等我再次醒來時才發現自己躺在一間草寮的竹榻上,旁邊的竹質茶几上燃著一盞松脂油燈。我的頭隱隱還在疼,我仰躺在竹榻上環視了一遍屋子裡的擺設,聆聽著紗窗外漸大的雨點,發現這裡的一切都是那么的原始和陌生:開始鼎沸的水壺冒出一陣的白氣,爐膛中噼啪燃燒的柴禾,牆上懸掛一副牛骨頭,旁邊是斗笠與蓑衣,牆頭一角堆放著梨筢與鋤頭之類的雜物。這是哪裡?我突然想起在地下井沿的事情。我不是暈倒了嗎?怎么會在這裡的?
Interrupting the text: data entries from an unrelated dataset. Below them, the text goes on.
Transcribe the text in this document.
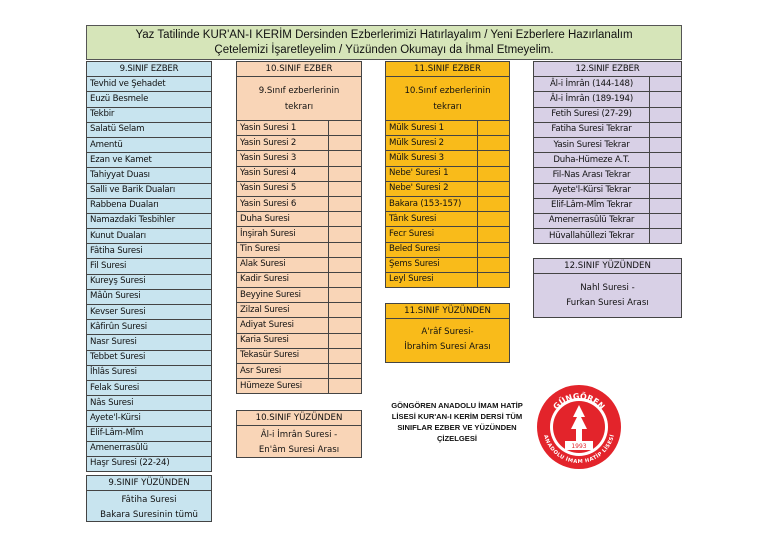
Yaz Tatilinde KUR'AN-I KERİM Dersinden Ezberlerimizi Hatırlayalım / Yeni Ezberlere Hazırlanalım
Çetelemizi İşaretleyelim / Yüzünden Okumayı da İhmal Etmeyelim.
9.SINIF EZBER
Tevhid ve Şehadet
Euzü Besmele
Tekbir
Salatü Selam
Amentü
Ezan ve Kamet
Tahiyyat Duası
Salli ve Barik Duaları
Rabbena Duaları
Namazdaki Tesbihler
Kunut Duaları
Fâtiha Suresi
Fil Suresi
Kureyş Suresi
Mâûn Suresi
Kevser Suresi
Kâfirûn Suresi
Nasr Suresi
Tebbet Suresi
İhlâs Suresi
Felak Suresi
Nâs Suresi
Ayete'l-Kürsi
Elif-Lâm-Mîm
Amenerrasûlü
Haşr Suresi (22-24)
9.SINIF YÜZÜNDEN
Fâtiha Suresi
Bakara Suresinin tümü
10.SINIF EZBER
9.Sınıf ezberlerinin
tekrarı
Yasin Suresi 1	
Yasin Suresi 2	
Yasin Suresi 3	
Yasin Suresi 4	
Yasin Suresi 5	
Yasin Suresi 6	
Duha Suresi	
İnşirah Suresi	
Tin Suresi	
Alak Suresi	
Kadir Suresi	
Beyyine Suresi	
Zilzal Suresi	
Adiyat Suresi	
Karia Suresi	
Tekasür Suresi	
Asr Suresi	
Hümeze Suresi	
10.SINIF YÜZÜNDEN
Âl-i İmrân Suresi -
En'âm Suresi Arası
11.SINIF EZBER
10.Sınıf ezberlerinin
tekrarı
Mülk Suresi 1	
Mülk Suresi 2	
Mülk Suresi 3	
Nebe' Suresi 1	
Nebe' Suresi 2	
Bakara (153-157)	
Târık Suresi	
Fecr Suresi	
Beled Suresi	
Şems Suresi	
Leyl Suresi	
11.SINIF YÜZÜNDEN
A'râf Suresi-
İbrahim Suresi Arası
12.SINIF EZBER	
Âl-i İmrân (144-148)	
Âl-i İmrân (189-194)	
Fetih Suresi (27-29)	
Fatiha Suresi Tekrar	
Yasin Suresi Tekrar	
Duha-Hümeze A.T.	
Fil-Nas Arası Tekrar	
Ayete'l-Kürsi Tekrar	
Elif-Lâm-Mîm Tekrar	
Amenerrasûlü Tekrar	
Hüvallahüllezi Tekrar	
12.SINIF YÜZÜNDEN
Nahl Suresi -
Furkan Suresi Arası
GÖNGÖREN ANADOLU İMAM HATİP
LİSESİ KUR'AN-I KERİM DERSİ TÜM
SINIFLAR EZBER VE YÜZÜNDEN
ÇİZELGESİ
GÜNGÖREN
ANADOLU İMAM HATİP LİSESİ
1993
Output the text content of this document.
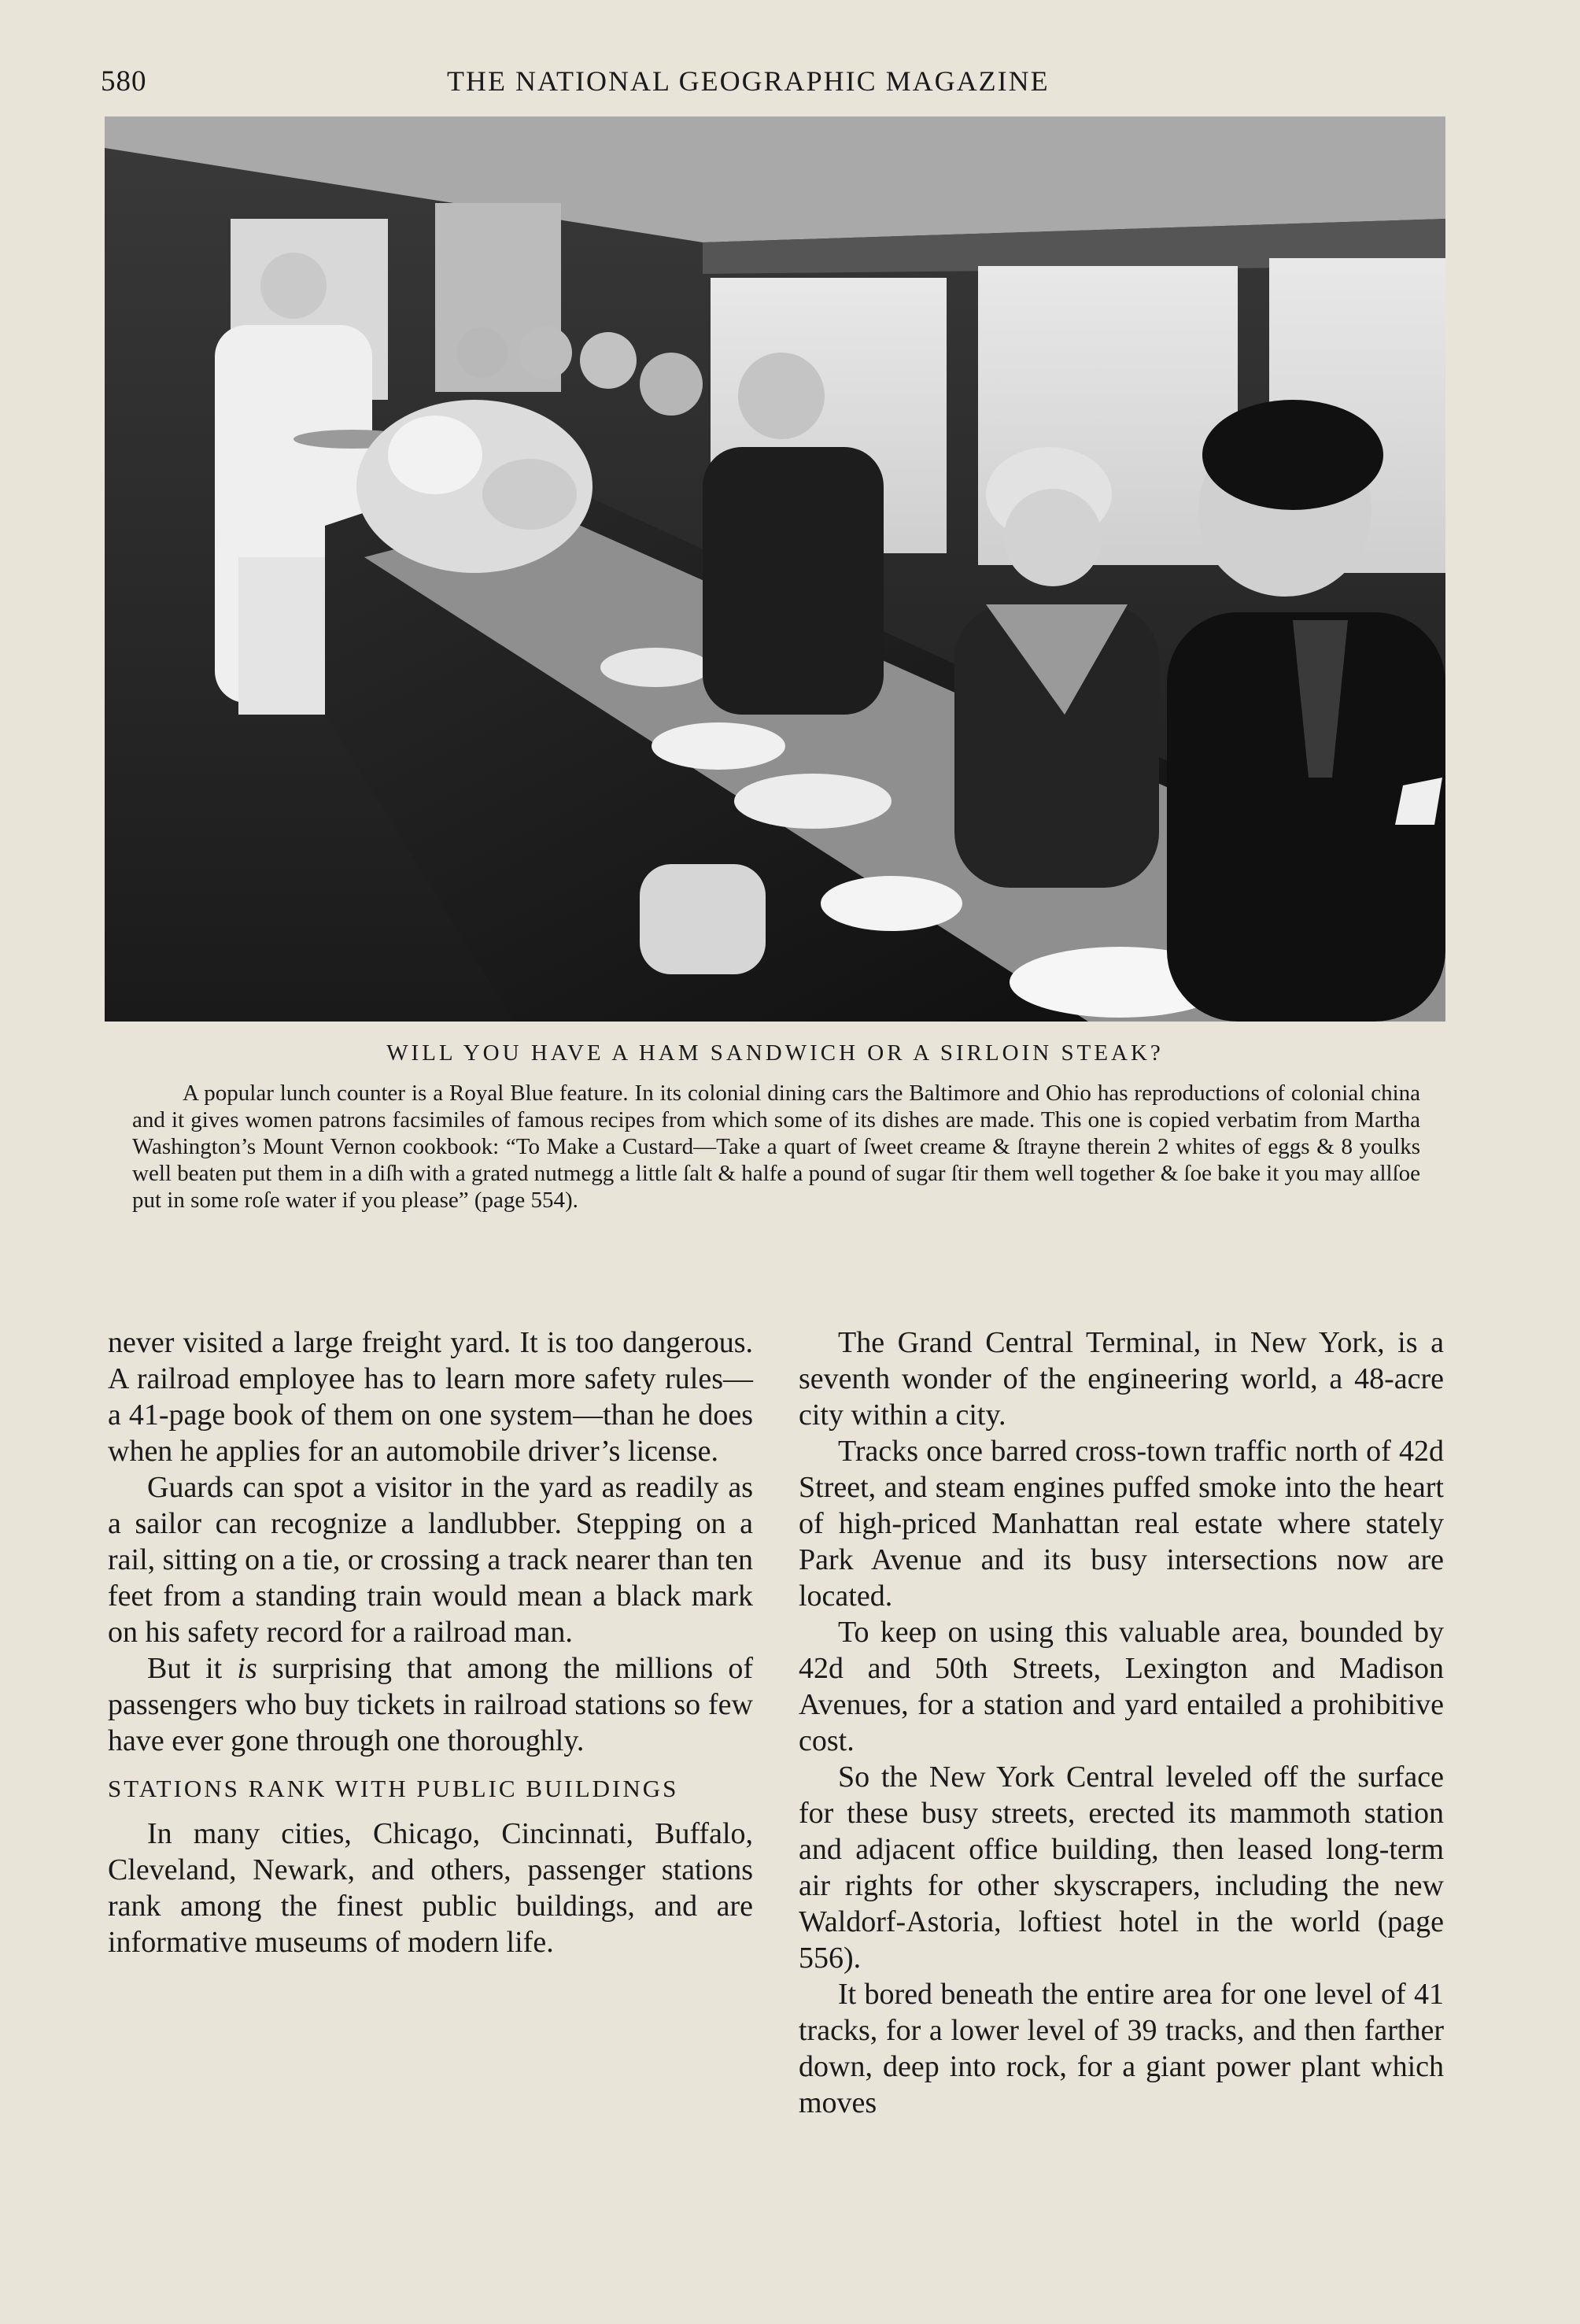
580	THE NATIONAL GEOGRAPHIC MAGAZINE
WILL YOU HAVE A HAM SANDWICH OR A SIRLOIN STEAK?

A popular lunch counter is a Royal Blue feature. In its colonial dining cars the Baltimore and Ohio has reproductions of colonial china and it gives women patrons facsimiles of famous recipes from which some of its dishes are made. This one is copied verbatim from Martha Washington’s Mount Vernon cookbook: “To Make a Custard—Take a quart of ſweet creame & ſtrayne therein 2 whites of eggs & 8 youlks well beaten put them in a diſh with a grated nutmegg a little ſalt & halfe a pound of sugar ſtir them well together & ſoe bake it you may allſoe put in some roſe water if you please” (page 554).

never visited a large freight yard. It is too dangerous. A railroad employee has to learn more safety rules—a 41-page book of them on one system—than he does when he applies for an automobile driver’s license.

Guards can spot a visitor in the yard as readily as a sailor can recognize a landlubber. Stepping on a rail, sitting on a tie, or crossing a track nearer than ten feet from a standing train would mean a black mark on his safety record for a railroad man.

But it is surprising that among the millions of passengers who buy tickets in railroad stations so few have ever gone through one thoroughly.

STATIONS RANK WITH PUBLIC BUILDINGS

In many cities, Chicago, Cincinnati, Buffalo, Cleveland, Newark, and others, passenger stations rank among the finest public buildings, and are informative museums of modern life.

The Grand Central Terminal, in New York, is a seventh wonder of the engineering world, a 48-acre city within a city.

Tracks once barred cross-town traffic north of 42d Street, and steam engines puffed smoke into the heart of high-priced Manhattan real estate where stately Park Avenue and its busy intersections now are located.

To keep on using this valuable area, bounded by 42d and 50th Streets, Lexington and Madison Avenues, for a station and yard entailed a prohibitive cost.

So the New York Central leveled off the surface for these busy streets, erected its mammoth station and adjacent office building, then leased long-term air rights for other skyscrapers, including the new Waldorf-Astoria, loftiest hotel in the world (page 556).

It bored beneath the entire area for one level of 41 tracks, for a lower level of 39 tracks, and then farther down, deep into rock, for a giant power plant which moves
我掙扎想下床,不料卻碰倒了旁邊的茶碗,茶碗一骨碌滾過長條案摔掉在地上,刺耳的陶瓷碎裂聲穿過細密的雨簾,驚動了外面正在隨口哼唱俚俗歌調的人。「你醒了?」一個模樣蒼老的老年婦女踏進草寮的門檻,喜形與色的問我。「別下床,你感冒還沒好,很容易又著涼復發。」那個阿嬤一臉歡喜的走上來按住我的手,幫我把被子掖了回去。我被她善意的笑容感染,微笑地看著她。「這是哪裡?怎么我沒來過的?」我滿臉疑惑地問。我多么希望她能跟我解釋一下我為什么會來這裡?磊又去了哪裡?。可那個阿嬤只是呵呵地笑了一下,然後轉身提了已開的水壺往一旁桌上的碗裡注水。「你醒來就好了。你同伴在你身旁守了一整天了。」「婆婆,他現在在哪裡?」我急迫地掀開被子,想起身下床去找磊,但婆婆的話讓我猶豫了。「我見他在你床邊守了一整天,就打發他到隔壁房間去休息。我剛才過去看了,他困地在隔壁桌子上趴著正熟睡,你暫時別去打擾吧。」我聽說磊在隔壁,懸著的心終於放了下來,吁嘆了口氣躺回竹榻。「他是你男朋友吧?」阿嬤把一碗薑湯端到我面前,慈祥地看著我。我點了點,接過她遞來的碗。「你們遇到什么壞人了嗎?」阿嬤若有所思地問。「我們遇到黑社會的人了,那些人想抓我們。」阿嬤點了點頭,「怪不得,你男朋友抱你來我這裡時頭還在流血,害我被嚇了一跳。」
「咳」我聽了阿嬤的話立刻被滾燙的薑湯嗆住了喉頭。「婆婆,他受傷了?他有沒有事?我要過去看看他!」說著我就把藥碗擱到了旁邊條案桌上,又想起身下床。「他現在沒事了,傷口我男人已經幫他包紮過了。過段時間就會癒合。」阿嬤扶住了我哆嗦的身體,「等一下吃飯時你就能見到他,不用著急。」阿嬤含笑地把我扶回床上,「你先好好躺一會,待會吃飯時我再來叫你。」說完,阿嬤就提著開水壺出去了。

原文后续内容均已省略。